Thursday, September 3rd, 2020
Black Paris Profiles II™: Maya Keys - Part I
Maya Keys is a classical music and art aficionado who intends to become a professional flutist. She has enrolled at the Ecole Normale de Musique to pursue this passion.
ETBP: You are a student who is passionate about the French language and classical music. Tell us how you wound up living in Paris and how long you’ve been here.
MK: I arrived in Bordeaux in October 2019 as an au pair on a one-year stay visa. One month into my contract, my host family decided to terminate it, so I moved to Paris in December 2019 to stay with a family in the 16th arrondissement.
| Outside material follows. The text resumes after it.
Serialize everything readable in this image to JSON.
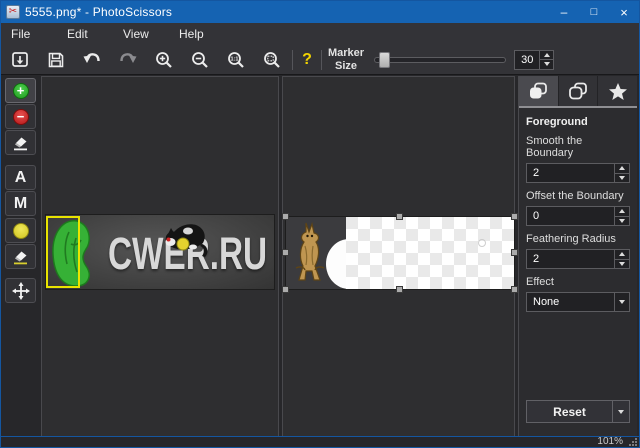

I chose Paris because that is the French city I have visited the most (hopefully that will change).
ETBP: How long did it take you to put your plan for moving here into place?
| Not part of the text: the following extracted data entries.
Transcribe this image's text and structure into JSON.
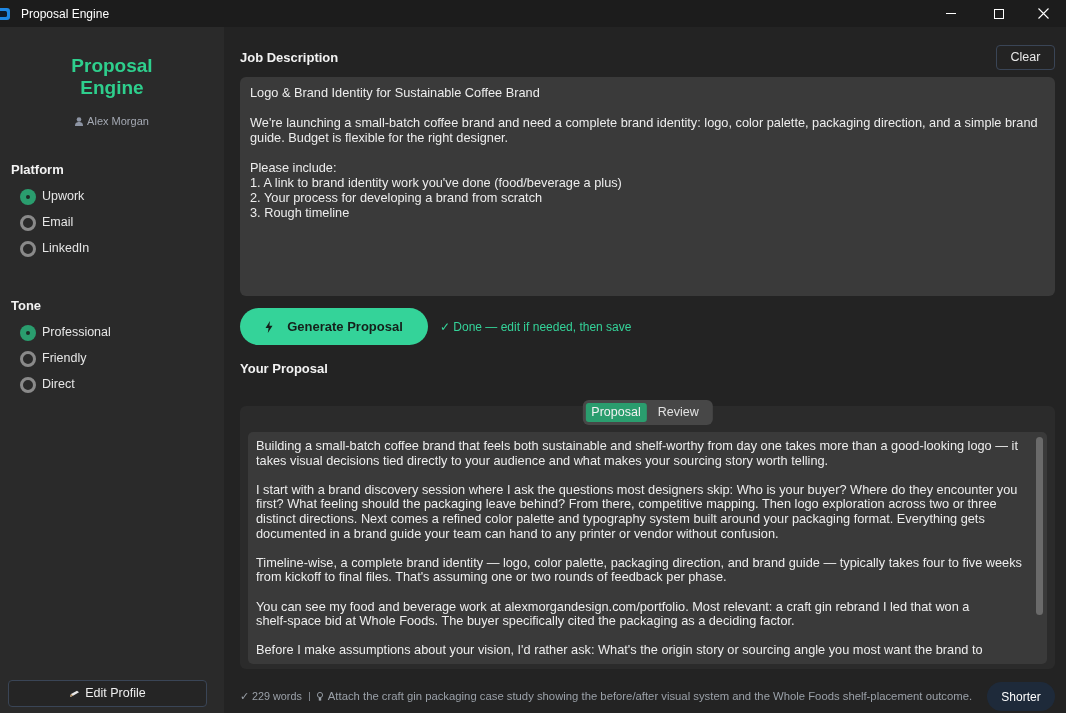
{
  "window": {
    "title": "Proposal Engine"
  },
  "sidebar": {
    "app_title": "Proposal Engine",
    "user": "Alex Morgan",
    "groups": [
      {
        "heading": "Platform",
        "options": [
          {
            "label": "Upwork",
            "selected": true
          },
          {
            "label": "Email",
            "selected": false
          },
          {
            "label": "LinkedIn",
            "selected": false
          }
        ]
      },
      {
        "heading": "Tone",
        "options": [
          {
            "label": "Professional",
            "selected": true
          },
          {
            "label": "Friendly",
            "selected": false
          },
          {
            "label": "Direct",
            "selected": false
          }
        ]
      }
    ],
    "edit_profile_button": "Edit Profile"
  },
  "job_description": {
    "heading": "Job Description",
    "clear_button": "Clear",
    "value": "Logo & Brand Identity for Sustainable Coffee Brand\n\nWe're launching a small-batch coffee brand and need a complete brand identity: logo, color palette, packaging direction, and a simple brand guide. Budget is flexible for the right designer.\n\nPlease include:\n1. A link to brand identity work you've done (food/beverage a plus)\n2. Your process for developing a brand from scratch\n3. Rough timeline"
  },
  "generate": {
    "button": "Generate Proposal",
    "status": "✓ Done — edit if needed, then save"
  },
  "proposal": {
    "heading": "Your Proposal",
    "tabs": [
      {
        "label": "Proposal",
        "selected": true
      },
      {
        "label": "Review",
        "selected": false
      }
    ],
    "value": "Building a small-batch coffee brand that feels both sustainable and shelf-worthy from day one takes more than a good-looking logo — it takes visual decisions tied directly to your audience and what makes your sourcing story worth telling.\n\nI start with a brand discovery session where I ask the questions most designers skip: Who is your buyer? Where do they encounter you first? What feeling should the packaging leave behind? From there, competitive mapping. Then logo exploration across two or three distinct directions. Next comes a refined color palette and typography system built around your packaging format. Everything gets documented in a brand guide your team can hand to any printer or vendor without confusion.\n\nTimeline-wise, a complete brand identity — logo, color palette, packaging direction, and brand guide — typically takes four to five weeks from kickoff to final files. That's assuming one or two rounds of feedback per phase.\n\nYou can see my food and beverage work at alexmorgandesign.com/portfolio. Most relevant: a craft gin rebrand I led that won a shelf-space bid at Whole Foods. The buyer specifically cited the packaging as a deciding factor.\n\nBefore I make assumptions about your vision, I'd rather ask: What's the origin story or sourcing angle you most want the brand to"
  },
  "footer": {
    "word_count": "✓ 229 words",
    "tip": "Attach the craft gin packaging case study showing the before/after visual system and the Whole Foods shelf-placement outcome.",
    "shorter_button": "Shorter"
  }
}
MK: I believe I began planning last spring. I found the aforementioned Bordeaux family on Au Pair World and I picked the family that offered me a contract the fastest. I did not hear from other au pair families soon enough, so I chose the Bordeaux family. After that, I saved my paycheck from my two jobs to pay for my flights and visa fee.
ETBP: You study classical music and your preferred instrument is the flute. Tell us when you decided to pursue this as a career and why you want to do so in Paris.
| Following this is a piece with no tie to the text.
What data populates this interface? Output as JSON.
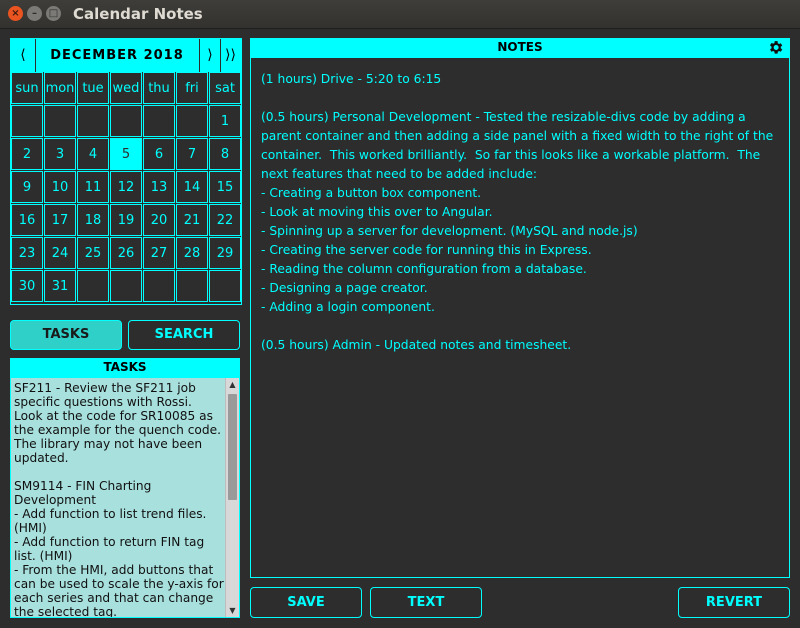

MK: I believe I officially chose to become a professional musician when my old flute professor at the University of Maryland College Park told me not to go to Europe to study music. For my first two years there, she had me focused on a career in arts administration. However, I decided to become a flutist after she left the university. I decided to come to Paris specifically because I took inspiration from Josephine Baker and James Baldwin.
ETBP: You’re enrolled at two institutes of higher learning in Paris. Tell us about them and why you selected them as opposed to others.
MK: I chose Ecole Normale de Musique de Paris because my current flute teacher teaches there. I sent her a message on Facebook in December expressing my interest in being her student. We then arranged to have me play for her in February 2020 and she agreed to teach me after I played the Stamitz Concerto in G major for her. I will eventually enroll at the Sorbonne University in Musicology as well because I will need my licence to teach flute at a conservatory here. I want to perform as well as teach.
Ecole Normale de Musique de Paris
© Discover Paris!
ETBP: What do you find different about the education system in France compared to the U.S.?
MK: I have not started my studies yet, but I have heard that French higher institutions are more rigorous than American ones. I have also heard that French students are more independent.
ETBP: How much time do you spend practicing the flute?
MK: I spend about 4 hours per day practicing. During the summer, I usually practice during the week and on one weekend day. I do tone exercises for 1 hour, articulation and technique for 1.5 hours, and études and repertoire for 1.5 hours.
ETBP: Where do you practice?
MK: Now, I practice in the apartment.
ETBP: What career options do you intend to explore once you’ve completed your studies?
MK: I would like to perform in an orchestra or chamber group and teach at a conservatory here. If time allows, I would like to also have my own private flute studio.
ETBP: Will obtaining a degree here provide you with any advantages over a degree from a U.S. institution?
MK: I do not think obtaining a degree here will necessarily provide more advantages, but I do think the teachers I have and will have and the institutions I’ve decided to attend make a difference. After all, American flute pedagogy came from France, particularly from the Paris Conservatory, which is one of the top music schools in Europe and in the world. My teacher studied in “Cycle de Perfectionnement” (doctoral or postgraduate study) for the flute there and she is the first person I personally know to have studied there.
ETBP: Do you currently play with any informal groups?
MK: No, unfortunately. I have not had the time to find any informal groups because of the pandemic.